La première des qualités de la série, c’est de savoir implanter une ambiance. Dès le début, on plonge dans une situation qui fleure bon le bizarre. Le scénario part d’un fait qui est presque devenu un lieu commun depuis Le Tour d’écrou, de Henry James (le fameux roman qui a donné le film de Jack Clayton Les Innocents) : une jeune femme est engagée pour faire la nounou d’un bébé, dans une famille de la bonne bourgeoisie de Philadelphie. Jusque là, nous sommes en terrain connu : on dorlote le nouveau né, on le chouchoute, on lui change la couche et la grenouillère. Bref, toute l’attitude gâteuse des parents auprès de leur petit bébé…

Jusqu’à ce qu’un plan nous dévoile que celui-ci n’est qu’un vulgaire poupon en plastique. Mais un poupon auprès duquel on agit comme s’il était un véritable nouveau-né. Là déjà, on sent la réalité vaciller, et ce n’est qu’un début.

Car, pour cette bizarrerie, on a une explication (et ce sera bien le seul mystère qui nous sera expliqué pendant cette première saison). Le petit Jericho est mort à l’âge de 13 semaines. Pour éviter à sa mère, journaliste télé populaire, de sombrer dans la folie, le mari et le frère de madame ont décidé d’employer ce subterfuge. Donc, devant la mère, tout le monde se comporte comme si ce bout de plastique était un véritable bébé. Y compris Leanne, la nouvelle nounou, qui s’acquitte tellement bien de sa tâche qu’elle s’occupe du poupon même en l’absence de la mère. Comme un vrai.

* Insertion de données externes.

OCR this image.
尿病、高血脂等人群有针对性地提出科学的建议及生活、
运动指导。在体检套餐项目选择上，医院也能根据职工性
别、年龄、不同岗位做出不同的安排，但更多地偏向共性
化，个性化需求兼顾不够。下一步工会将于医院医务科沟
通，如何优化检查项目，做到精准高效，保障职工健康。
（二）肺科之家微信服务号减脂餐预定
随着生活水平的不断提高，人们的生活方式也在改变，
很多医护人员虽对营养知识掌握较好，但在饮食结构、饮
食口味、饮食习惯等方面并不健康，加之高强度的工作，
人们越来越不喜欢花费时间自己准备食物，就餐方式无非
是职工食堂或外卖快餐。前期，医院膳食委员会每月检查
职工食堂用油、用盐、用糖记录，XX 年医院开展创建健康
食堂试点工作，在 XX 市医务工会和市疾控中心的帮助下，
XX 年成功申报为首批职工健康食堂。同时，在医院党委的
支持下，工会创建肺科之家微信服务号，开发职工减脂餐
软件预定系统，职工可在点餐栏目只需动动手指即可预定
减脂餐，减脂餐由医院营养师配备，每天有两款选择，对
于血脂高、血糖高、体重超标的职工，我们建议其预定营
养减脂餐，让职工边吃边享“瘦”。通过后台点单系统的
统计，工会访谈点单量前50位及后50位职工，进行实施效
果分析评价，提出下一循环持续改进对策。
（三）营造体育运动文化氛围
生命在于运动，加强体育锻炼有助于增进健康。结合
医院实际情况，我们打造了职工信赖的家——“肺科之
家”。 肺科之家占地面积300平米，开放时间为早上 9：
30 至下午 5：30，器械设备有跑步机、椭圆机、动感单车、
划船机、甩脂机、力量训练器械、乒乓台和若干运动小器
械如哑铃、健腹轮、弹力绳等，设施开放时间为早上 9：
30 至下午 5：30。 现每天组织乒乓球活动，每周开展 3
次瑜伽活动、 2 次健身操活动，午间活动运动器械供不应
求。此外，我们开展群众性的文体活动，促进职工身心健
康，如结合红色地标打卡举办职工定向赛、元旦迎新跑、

C’est là que se glisse les premières touches de frayeurs. Subtilement, la réalisation, au fil des épisodes, va jouer sur la peur que tous les parents ont ressentie, cette peur de perdre son enfant par un des innombrables accidents qui peuvent survenir n’importe quand. Le discours du grand-père, dans le dernier épisode, insiste sur cette extrême précarité, cette grande fragilité de la vie d’un nouveau-né confronté à tant de dangers. Les escaliers, une fenêtre ouverte, ou simplement un instant d’inattention alors qu’il est sur sa table à langer, et l’accident arrive. La réalisation sait insister sur ces moments de dangers, et nous tient ainsi en haleine.

Le principe d’incertitude

Par petites touches, la réalité va glisser lentement vers l’absurde, le non-sens. Et c’est de ce glissement progressif que va naître l’angoisse qui baigne la saison. Plus on avance au gré des dix épisodes qui constituent cette saison, plus les mystères vont s’accumuler (que l’on ne va pas dévoiler ici, il faut bien vous laisser la surprise) ; et même lorsque, au dernier épisode, certaines réponses sont données, elles ne font qu’épaissir le mystère. Le but : faire perdre aux spectateurs tout rapport avec le réalisme. La série nous entraîne sur un terrain qui est le sien, le terrain le plus instable et dérangeant qui soit : celui de l’hésitation, du doute. Celui qui voit s’écrouler les certitudes. Tout est fait pour mettre les spectateurs mal à l’aise. Chaque fois que l’on croit comprendre quelque chose, un nouvel événement vient tout chambouler.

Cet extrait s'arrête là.